Alber, Erasmus – Zeichen der letzten Zeiten

Gott hat das evangelium
Gegeben, daß wir werden fromm;
Die welt acht’t solchen schatz nicht hoch,
Der größte theil fragt nichts darnach.
Das ist ein zeichen vor dem jüngsten tag.

2. Man fragt nichts nach der guten lehr‘;
Der geiz und wucher nur vielmehr
Hat überhand genommen gar,
Noch sprechen sie: es hat kein‘ g’fahr.
Das ist ein zeichen vor dem jüngsten tag.

3. Täglich erdenkt man neue netz‘
Das sind der gottlosen gesetz.
Damit sie alles gut zu sich
Gern wollten reiß’n gewaltiglich.
Das ist ein zeichen vor dem jüngsten tag.

4. Man rühmt das evangelium,
Und will doch niemand werden fromm.
Fürwahr man spott’t den lieben Gott;
Noch sprechen sie: es hat kein‘ noth.
Das ist ein zeichen vor dem jüngsten tag.

5. Es ist doch eitel büberei,
Die welt treibt große schinderei.
Als ob kein Gott im himmel wär‘,
Das armuth muß sich leiden sehr.
Das ist ein zeichen vor dem jüngsten tag.

6. Die schätz‘ der kirchen nimmt man hin,
Das wird ihn’n bringen kein’n gewinn:
Die armen läßt man leiden noth
Und nimmt ihn’n aus dem mund das brod.
Das ist ein zeichen vor dem jüngsten tag.

7. Die schätz‘ der kirchen sind ihr gift,
Sie sind von ihnen nicht gestift’t:
Noch nehmen sie das kirchen-gut;
Sieh, was der leidig‘ geiz nicht thut.
Das ist ein zeichen vor dem jüngsten tag.

8. Man fragt nach Gott dem Herrn nicht mehr,
Die welt stinkt ganz nach eitler ehr‘,
Die hoffart nimmt ganz überhand,
Betrügen, lügen ist kein‘ schand.
Das ist ein zeichen vor dem jüngsten tag.

9. Wo bleibt die brüderliche lieb‘?
Die ganze welt ist voller dieb‘.
Kein‘ treu‘ noch glaub‘ ist in der welt,
Ein jeder spricht: Hätt ich nur geld!
Das ist ein zeichen vor dem jüngsten tag.

10. Die welt will ihr nicht lassen wehr’n,
An Gott’s wort will sich niemand kehr’n:
Sie haben nichts gelernet mehr,
Denn nur fressen und saufen sehr.
Das ist ein zeichen vor dem jüngsten tag.

11. Ihr‘ größte kunst ist banketir’Än,
Und in der büberei studir’n:
Das kann sie aus der massen wohl,
Die welt ist aller schalkheit voll.
Das ist ein zeichen vor dem jüngsten tag.
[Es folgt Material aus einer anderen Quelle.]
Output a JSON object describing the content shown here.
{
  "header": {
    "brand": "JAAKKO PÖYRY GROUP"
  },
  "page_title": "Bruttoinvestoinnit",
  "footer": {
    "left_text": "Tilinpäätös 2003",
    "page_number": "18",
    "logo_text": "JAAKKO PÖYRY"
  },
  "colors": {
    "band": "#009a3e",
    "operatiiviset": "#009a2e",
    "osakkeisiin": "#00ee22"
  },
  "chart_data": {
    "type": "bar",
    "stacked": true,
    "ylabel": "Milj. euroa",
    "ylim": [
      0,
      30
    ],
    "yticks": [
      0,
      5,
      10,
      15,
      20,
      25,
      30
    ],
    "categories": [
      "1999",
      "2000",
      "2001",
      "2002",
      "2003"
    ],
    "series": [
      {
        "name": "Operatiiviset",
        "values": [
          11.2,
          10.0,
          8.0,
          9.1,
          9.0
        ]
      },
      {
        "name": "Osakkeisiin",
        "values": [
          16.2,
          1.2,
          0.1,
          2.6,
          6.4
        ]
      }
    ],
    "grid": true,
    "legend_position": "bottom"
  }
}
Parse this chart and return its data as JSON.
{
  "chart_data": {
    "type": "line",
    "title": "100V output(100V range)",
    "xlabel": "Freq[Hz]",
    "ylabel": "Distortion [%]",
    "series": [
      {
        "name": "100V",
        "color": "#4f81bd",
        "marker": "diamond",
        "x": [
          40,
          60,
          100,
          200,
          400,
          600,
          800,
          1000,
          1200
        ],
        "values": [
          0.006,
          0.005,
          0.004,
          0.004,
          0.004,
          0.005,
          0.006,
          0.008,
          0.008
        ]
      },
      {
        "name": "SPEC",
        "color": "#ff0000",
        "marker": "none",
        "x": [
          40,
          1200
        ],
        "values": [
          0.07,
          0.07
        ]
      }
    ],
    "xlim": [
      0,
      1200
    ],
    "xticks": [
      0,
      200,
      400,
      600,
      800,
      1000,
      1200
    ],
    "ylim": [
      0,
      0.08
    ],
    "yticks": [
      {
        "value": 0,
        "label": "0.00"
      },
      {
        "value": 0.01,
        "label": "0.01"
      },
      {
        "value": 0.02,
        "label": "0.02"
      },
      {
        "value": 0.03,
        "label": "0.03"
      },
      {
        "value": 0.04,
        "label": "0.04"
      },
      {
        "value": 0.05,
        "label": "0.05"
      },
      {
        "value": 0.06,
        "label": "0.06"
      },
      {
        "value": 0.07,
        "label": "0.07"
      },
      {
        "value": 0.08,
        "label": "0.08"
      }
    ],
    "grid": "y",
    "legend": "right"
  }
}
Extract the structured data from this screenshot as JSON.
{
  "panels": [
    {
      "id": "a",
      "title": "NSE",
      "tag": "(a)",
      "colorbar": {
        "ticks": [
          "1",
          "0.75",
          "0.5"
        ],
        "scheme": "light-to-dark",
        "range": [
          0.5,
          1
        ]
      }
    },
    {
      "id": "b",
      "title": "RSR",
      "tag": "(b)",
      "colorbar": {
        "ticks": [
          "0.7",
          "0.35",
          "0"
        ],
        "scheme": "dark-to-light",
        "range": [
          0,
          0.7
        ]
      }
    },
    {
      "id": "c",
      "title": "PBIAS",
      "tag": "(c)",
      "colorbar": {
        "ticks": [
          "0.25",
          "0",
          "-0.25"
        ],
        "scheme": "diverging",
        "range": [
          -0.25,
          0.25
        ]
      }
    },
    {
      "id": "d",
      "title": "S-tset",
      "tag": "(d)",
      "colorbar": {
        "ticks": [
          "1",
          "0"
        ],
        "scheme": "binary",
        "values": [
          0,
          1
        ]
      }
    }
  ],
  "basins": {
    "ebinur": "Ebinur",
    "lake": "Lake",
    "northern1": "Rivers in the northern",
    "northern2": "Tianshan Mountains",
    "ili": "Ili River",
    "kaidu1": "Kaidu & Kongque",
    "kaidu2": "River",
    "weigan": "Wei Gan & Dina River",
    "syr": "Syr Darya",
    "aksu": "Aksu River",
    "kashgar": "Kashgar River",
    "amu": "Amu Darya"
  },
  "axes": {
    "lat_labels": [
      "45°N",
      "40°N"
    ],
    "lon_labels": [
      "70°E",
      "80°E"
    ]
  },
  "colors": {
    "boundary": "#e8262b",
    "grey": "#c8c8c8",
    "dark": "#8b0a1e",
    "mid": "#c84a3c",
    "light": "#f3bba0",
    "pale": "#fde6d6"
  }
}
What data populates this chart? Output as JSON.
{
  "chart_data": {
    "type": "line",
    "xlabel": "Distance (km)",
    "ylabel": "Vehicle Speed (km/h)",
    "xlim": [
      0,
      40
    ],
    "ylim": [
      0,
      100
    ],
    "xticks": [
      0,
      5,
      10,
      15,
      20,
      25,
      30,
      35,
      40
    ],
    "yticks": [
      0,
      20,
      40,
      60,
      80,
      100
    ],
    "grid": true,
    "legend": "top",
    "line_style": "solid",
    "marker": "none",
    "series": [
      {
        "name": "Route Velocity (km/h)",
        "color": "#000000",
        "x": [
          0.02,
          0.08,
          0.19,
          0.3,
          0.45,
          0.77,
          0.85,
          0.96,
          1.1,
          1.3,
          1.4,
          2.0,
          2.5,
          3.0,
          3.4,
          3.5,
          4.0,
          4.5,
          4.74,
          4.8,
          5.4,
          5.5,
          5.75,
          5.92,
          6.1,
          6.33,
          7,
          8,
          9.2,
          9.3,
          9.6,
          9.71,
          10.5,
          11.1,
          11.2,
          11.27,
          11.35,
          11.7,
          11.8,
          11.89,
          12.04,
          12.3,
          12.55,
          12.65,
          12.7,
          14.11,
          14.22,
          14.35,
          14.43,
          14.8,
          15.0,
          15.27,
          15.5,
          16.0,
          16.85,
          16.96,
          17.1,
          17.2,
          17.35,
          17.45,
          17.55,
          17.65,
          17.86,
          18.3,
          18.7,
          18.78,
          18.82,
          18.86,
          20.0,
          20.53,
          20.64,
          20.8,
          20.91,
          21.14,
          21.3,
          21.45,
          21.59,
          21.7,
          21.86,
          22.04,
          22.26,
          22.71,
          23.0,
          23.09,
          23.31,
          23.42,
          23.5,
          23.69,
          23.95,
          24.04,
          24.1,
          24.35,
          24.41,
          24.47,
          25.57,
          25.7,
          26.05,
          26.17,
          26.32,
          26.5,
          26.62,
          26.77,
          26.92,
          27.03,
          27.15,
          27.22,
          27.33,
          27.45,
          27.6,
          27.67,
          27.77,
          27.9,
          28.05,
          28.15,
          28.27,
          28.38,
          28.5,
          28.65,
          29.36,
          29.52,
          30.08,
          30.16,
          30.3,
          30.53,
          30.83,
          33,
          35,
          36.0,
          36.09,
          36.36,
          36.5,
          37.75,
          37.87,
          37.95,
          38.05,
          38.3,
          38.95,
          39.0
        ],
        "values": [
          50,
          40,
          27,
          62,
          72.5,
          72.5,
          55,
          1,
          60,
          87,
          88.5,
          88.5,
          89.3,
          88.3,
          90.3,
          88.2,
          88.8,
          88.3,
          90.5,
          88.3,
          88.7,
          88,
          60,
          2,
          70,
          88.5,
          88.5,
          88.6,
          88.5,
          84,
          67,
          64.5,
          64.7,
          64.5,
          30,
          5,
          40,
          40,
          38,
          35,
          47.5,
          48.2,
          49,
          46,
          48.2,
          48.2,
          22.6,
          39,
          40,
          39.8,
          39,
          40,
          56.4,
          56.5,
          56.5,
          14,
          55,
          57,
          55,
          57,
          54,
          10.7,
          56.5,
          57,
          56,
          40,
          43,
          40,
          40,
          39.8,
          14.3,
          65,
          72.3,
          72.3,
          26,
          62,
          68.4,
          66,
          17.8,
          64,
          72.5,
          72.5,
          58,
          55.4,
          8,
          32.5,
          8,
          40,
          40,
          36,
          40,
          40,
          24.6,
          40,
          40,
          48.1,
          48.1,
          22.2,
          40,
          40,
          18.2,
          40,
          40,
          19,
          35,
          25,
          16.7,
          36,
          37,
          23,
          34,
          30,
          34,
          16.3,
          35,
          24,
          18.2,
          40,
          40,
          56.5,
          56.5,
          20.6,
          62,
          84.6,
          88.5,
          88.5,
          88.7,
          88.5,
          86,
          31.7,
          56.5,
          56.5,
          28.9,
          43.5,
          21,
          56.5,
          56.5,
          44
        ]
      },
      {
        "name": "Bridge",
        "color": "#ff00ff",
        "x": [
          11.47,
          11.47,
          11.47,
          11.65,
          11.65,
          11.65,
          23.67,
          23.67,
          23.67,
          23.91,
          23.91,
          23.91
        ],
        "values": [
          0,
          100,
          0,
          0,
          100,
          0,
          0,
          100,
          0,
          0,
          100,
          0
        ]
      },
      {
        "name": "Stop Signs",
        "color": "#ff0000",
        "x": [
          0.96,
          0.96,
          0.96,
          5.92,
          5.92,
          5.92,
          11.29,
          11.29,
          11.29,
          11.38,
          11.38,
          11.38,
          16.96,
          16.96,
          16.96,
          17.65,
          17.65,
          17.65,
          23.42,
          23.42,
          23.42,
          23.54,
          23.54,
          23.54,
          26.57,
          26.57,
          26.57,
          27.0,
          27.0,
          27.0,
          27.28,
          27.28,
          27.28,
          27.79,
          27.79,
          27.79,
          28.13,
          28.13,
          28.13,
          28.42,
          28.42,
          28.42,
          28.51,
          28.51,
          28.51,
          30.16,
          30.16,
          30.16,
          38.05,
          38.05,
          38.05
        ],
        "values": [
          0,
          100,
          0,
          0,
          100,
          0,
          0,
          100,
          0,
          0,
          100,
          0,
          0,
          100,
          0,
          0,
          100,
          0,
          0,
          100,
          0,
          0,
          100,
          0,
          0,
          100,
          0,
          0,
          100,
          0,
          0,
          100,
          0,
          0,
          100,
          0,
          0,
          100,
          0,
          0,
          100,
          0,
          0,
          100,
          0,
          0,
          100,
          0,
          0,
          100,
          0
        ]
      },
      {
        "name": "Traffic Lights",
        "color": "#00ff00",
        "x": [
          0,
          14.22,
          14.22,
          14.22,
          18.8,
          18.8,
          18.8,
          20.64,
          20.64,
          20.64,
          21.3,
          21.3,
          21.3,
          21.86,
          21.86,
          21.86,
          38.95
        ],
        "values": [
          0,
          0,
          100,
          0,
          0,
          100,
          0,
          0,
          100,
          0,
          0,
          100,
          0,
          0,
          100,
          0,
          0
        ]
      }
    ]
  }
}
12. Die liebe sonne kann nicht mehr
Zusehen, und entsetzt sich sehr:
Darum verliert sie ihren schein;
Das mag ein‘ große trübsal sein.
Das ist ein zeichen vor dem jüngsten tag.

13. Der mond und sterne ängsten sich,
Und ihr‘ gestalt steht jämmerlich;
Wie gern sie wollten werden frei
Von solcher großen büberei.
Das ist ein zeichen vor dem jüngsten tag.

14. Darum komm, lieber Herre Christ!
Das erdreich überdrüßig ist,
Zu tragen solche höllen-bränd.
Drum mach’s einmal mit ihre ein end,
Und laß uns sehn den lieben jüngsten tag.